Ancora una volta Brescia!

Tutti gli indagati legati in qualche modo al capostalliere vogliono farsi giudicare a Brescia, perchè?

Il tribunale del riesame ha giudicato illeggittimo il sequestro del pc del giornalista di Repubblica Carlo Bonini. Si tratta di un metodo procedurale ed è proprio in base a ciò che i legali di Bonini avevano protestato e denunciato la cosa al tribunale del riesame che si è espresso nell'unico modo possibile: quello sensato!

Ma come è possibile che una procedura così elementare, alla portata di qualunque allievo di giurisprudenza alle prime armi, fosse invece ignorata dagli inquierenti della procura di Brescia?
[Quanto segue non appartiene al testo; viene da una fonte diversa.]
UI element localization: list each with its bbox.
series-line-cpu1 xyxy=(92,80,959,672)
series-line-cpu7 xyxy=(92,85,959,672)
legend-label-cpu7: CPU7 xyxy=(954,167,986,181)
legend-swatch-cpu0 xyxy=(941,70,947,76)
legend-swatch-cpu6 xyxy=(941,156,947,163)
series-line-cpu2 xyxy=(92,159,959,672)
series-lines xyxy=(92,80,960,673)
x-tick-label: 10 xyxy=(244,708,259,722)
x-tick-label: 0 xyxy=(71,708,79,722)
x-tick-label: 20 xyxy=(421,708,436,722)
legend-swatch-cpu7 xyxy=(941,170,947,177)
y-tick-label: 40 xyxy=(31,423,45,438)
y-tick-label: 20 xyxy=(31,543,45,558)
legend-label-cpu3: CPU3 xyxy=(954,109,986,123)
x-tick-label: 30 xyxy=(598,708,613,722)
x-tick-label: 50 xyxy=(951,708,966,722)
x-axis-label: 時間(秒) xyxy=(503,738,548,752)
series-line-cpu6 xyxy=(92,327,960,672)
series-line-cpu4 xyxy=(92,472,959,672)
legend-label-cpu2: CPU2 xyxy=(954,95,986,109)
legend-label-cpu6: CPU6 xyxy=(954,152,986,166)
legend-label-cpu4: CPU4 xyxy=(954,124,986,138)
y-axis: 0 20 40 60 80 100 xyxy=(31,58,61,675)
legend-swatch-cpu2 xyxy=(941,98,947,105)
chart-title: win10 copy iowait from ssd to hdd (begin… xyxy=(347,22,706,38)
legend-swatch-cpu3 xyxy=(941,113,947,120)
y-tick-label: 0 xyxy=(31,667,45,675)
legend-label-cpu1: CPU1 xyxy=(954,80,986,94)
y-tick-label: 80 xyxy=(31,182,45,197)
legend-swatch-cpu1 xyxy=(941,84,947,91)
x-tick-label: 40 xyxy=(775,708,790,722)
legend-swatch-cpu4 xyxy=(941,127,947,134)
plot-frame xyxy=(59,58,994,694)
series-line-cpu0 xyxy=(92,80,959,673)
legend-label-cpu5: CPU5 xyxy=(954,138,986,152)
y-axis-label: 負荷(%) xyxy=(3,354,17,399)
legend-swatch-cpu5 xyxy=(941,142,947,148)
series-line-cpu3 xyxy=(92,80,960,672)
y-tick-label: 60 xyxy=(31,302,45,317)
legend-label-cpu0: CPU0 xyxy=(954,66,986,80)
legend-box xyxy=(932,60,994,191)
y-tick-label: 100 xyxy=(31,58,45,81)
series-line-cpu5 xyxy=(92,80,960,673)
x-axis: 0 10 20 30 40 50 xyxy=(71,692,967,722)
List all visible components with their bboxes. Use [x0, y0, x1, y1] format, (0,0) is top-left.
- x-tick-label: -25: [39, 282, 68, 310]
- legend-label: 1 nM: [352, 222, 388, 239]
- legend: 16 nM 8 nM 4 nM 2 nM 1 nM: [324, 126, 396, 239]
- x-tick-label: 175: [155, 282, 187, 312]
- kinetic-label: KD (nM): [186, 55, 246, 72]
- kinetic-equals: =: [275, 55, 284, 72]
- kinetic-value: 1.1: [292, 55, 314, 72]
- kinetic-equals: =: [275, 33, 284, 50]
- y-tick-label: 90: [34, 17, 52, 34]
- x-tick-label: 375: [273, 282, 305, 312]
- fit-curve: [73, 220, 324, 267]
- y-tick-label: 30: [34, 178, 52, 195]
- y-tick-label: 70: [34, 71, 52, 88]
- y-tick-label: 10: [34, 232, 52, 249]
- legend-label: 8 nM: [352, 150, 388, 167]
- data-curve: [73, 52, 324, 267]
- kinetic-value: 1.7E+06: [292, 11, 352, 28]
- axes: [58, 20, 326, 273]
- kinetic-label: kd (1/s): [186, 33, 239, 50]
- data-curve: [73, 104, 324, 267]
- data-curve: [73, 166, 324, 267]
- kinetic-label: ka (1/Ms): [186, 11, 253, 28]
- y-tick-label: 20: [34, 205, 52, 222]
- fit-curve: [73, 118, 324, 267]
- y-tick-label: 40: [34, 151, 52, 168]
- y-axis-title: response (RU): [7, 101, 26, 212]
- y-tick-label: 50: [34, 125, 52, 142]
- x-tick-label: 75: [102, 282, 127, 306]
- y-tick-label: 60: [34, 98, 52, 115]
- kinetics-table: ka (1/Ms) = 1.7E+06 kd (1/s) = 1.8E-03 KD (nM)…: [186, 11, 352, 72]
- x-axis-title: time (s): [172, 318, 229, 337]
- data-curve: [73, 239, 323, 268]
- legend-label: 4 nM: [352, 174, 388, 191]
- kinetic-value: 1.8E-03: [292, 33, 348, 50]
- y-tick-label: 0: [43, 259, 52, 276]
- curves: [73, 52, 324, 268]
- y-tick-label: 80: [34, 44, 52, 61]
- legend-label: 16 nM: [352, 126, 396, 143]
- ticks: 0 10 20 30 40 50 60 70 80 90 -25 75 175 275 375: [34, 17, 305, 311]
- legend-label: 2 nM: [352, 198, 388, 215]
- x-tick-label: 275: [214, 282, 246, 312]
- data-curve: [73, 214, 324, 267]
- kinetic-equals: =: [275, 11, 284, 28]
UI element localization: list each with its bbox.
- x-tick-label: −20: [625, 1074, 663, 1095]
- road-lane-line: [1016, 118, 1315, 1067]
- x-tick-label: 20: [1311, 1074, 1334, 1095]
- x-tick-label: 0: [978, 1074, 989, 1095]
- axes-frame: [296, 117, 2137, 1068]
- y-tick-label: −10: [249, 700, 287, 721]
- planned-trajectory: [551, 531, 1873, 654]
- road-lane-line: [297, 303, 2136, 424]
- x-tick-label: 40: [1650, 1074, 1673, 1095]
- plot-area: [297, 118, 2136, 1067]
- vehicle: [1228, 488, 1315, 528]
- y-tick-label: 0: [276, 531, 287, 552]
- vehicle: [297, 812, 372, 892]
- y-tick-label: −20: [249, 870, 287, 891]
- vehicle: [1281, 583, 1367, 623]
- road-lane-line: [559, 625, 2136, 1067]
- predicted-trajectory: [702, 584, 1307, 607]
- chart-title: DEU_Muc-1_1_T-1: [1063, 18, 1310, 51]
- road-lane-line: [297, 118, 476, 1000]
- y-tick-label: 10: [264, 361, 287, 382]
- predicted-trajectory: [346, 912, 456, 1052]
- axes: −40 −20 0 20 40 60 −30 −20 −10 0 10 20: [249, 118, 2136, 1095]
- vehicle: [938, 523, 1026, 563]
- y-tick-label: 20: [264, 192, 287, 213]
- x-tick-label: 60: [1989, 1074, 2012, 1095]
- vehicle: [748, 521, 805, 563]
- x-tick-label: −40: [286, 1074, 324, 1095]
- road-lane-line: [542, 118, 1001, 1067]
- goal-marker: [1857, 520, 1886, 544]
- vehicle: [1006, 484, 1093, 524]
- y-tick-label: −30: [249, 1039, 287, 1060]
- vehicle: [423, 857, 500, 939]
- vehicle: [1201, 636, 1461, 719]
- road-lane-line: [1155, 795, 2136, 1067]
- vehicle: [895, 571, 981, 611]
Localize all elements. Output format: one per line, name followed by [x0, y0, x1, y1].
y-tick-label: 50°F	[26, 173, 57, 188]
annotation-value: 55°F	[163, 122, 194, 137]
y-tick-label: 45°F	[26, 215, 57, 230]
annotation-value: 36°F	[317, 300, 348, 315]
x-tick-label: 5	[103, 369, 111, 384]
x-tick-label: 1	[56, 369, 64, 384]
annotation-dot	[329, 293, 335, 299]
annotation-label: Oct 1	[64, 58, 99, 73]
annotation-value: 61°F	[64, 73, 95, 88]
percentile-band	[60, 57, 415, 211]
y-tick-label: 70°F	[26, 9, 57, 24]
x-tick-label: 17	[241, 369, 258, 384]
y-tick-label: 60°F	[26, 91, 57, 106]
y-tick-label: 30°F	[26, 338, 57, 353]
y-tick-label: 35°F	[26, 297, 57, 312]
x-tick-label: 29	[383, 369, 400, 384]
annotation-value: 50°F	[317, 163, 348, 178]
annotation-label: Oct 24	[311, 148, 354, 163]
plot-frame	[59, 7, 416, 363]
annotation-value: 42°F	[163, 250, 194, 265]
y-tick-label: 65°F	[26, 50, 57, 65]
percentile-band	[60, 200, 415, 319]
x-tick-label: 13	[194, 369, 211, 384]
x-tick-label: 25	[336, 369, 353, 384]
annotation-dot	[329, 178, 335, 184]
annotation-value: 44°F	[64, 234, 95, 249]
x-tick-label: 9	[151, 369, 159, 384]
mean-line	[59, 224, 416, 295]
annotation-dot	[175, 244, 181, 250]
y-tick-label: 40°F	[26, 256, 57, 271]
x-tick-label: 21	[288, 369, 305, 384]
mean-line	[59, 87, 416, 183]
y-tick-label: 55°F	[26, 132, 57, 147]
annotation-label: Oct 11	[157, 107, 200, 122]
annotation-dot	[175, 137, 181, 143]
Si è trattato di un atto spontaneo, da fessi, tanto da farsi ridere dietro dai colleghi delle altre procure, oppure è stato un "gioco" per cui è valsa la classica "candela"?..A questo dovrebbe dare una risposta un apposita commisione di indagine ministeriale. Ci si chiede cosa aspetti l'on Mastella a dare seguito ad una azione tanto ovvia, al fine di dissipare ombre e sospetti che finiscono per ricadere anche sulle persone in buonafede che operano in quella procura!